Using the Ideal Gas Law, $PV = nRT$ .

We can take the first scenario, with

$P = 1.03 atm$
$V = 2.20 L$
$R = 0.082057338 (atm L)/(mol K)$
$T = 320.15 K$ .

Which yields the following value for $n$ :

$n = (PV)/(RT) = (1.03 * 2.20)/(0.082057338 * 320.15)$

$n = 0.0862559 mol$

Using that value for $n$ on the latter situation, with

$P = 0.789 atm$
$T = 380.15K$ .

We get the following solution for $V$ :

$V = (nRT)/P = (0.0862559 * 0.082057338 * 380.15)/0.789$

$V = 3.4102357 L$

Using the 'combined gas law': $(P_1 V_1 )/ T_1 = (P_2 V_2) / T_2$ .
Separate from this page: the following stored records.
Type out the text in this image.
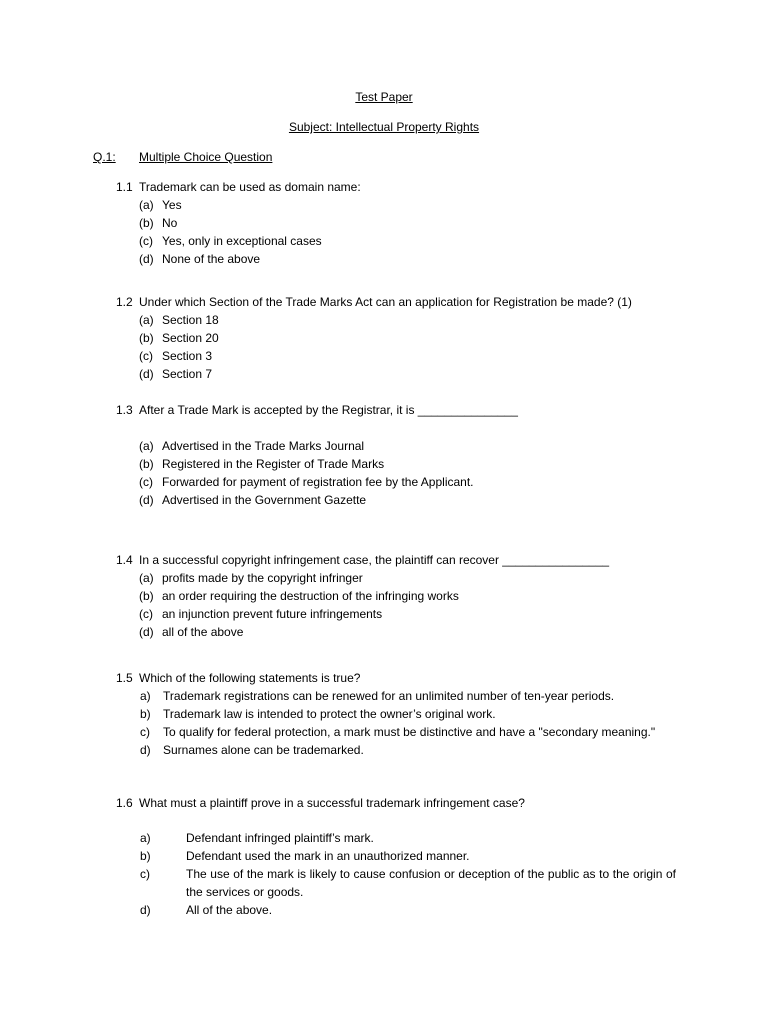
Test Paper
Subject: Intellectual Property Rights
Q.1: Multiple Choice Question
1.1 Trademark can be used as domain name:
(a) Yes
(b) No
(c) Yes, only in exceptional cases
(d) None of the above
1.2 Under which Section of the Trade Marks Act can an application for Registration be made? (1)
(a) Section 18
(b) Section 20
(c) Section 3
(d) Section 7
1.3 After a Trade Mark is accepted by the Registrar, it is _______________
(a) Advertised in the Trade Marks Journal
(b) Registered in the Register of Trade Marks
(c) Forwarded for payment of registration fee by the Applicant.
(d) Advertised in the Government Gazette
1.4 In a successful copyright infringement case, the plaintiff can recover ________________
(a) profits made by the copyright infringer
(b) an order requiring the destruction of the infringing works
(c) an injunction prevent future infringements
(d) all of the above
1.5 Which of the following statements is true?
a)	Trademark registrations can be renewed for an unlimited number of ten-year periods.
b)	Trademark law is intended to protect the owner’s original work.
c)	To qualify for federal protection, a mark must be distinctive and have a "secondary meaning."
d)	Surnames alone can be trademarked.
1.6 What must a plaintiff prove in a successful trademark infringement case?
a)	Defendant infringed plaintiff’s mark.
b)	Defendant used the mark in an unauthorized manner.
c)	The use of the mark is likely to cause confusion or deception of the public as to the origin of the services or goods.
d)	All of the above.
We can just plug in the values straight away!

$V_2 = (P_1 V_1)/(T_1) * (T_2)/(P_2)$

$V_2 = (1.03 * 2.20)/(320.15) * (380.15)/(0.789)$

Which, allegedly equals,

$V_2 = 3.4102357 L$ , which is as we expected.

I would say the latter method is much faster, however, it's not as 'general' as the Ideal Gas Law.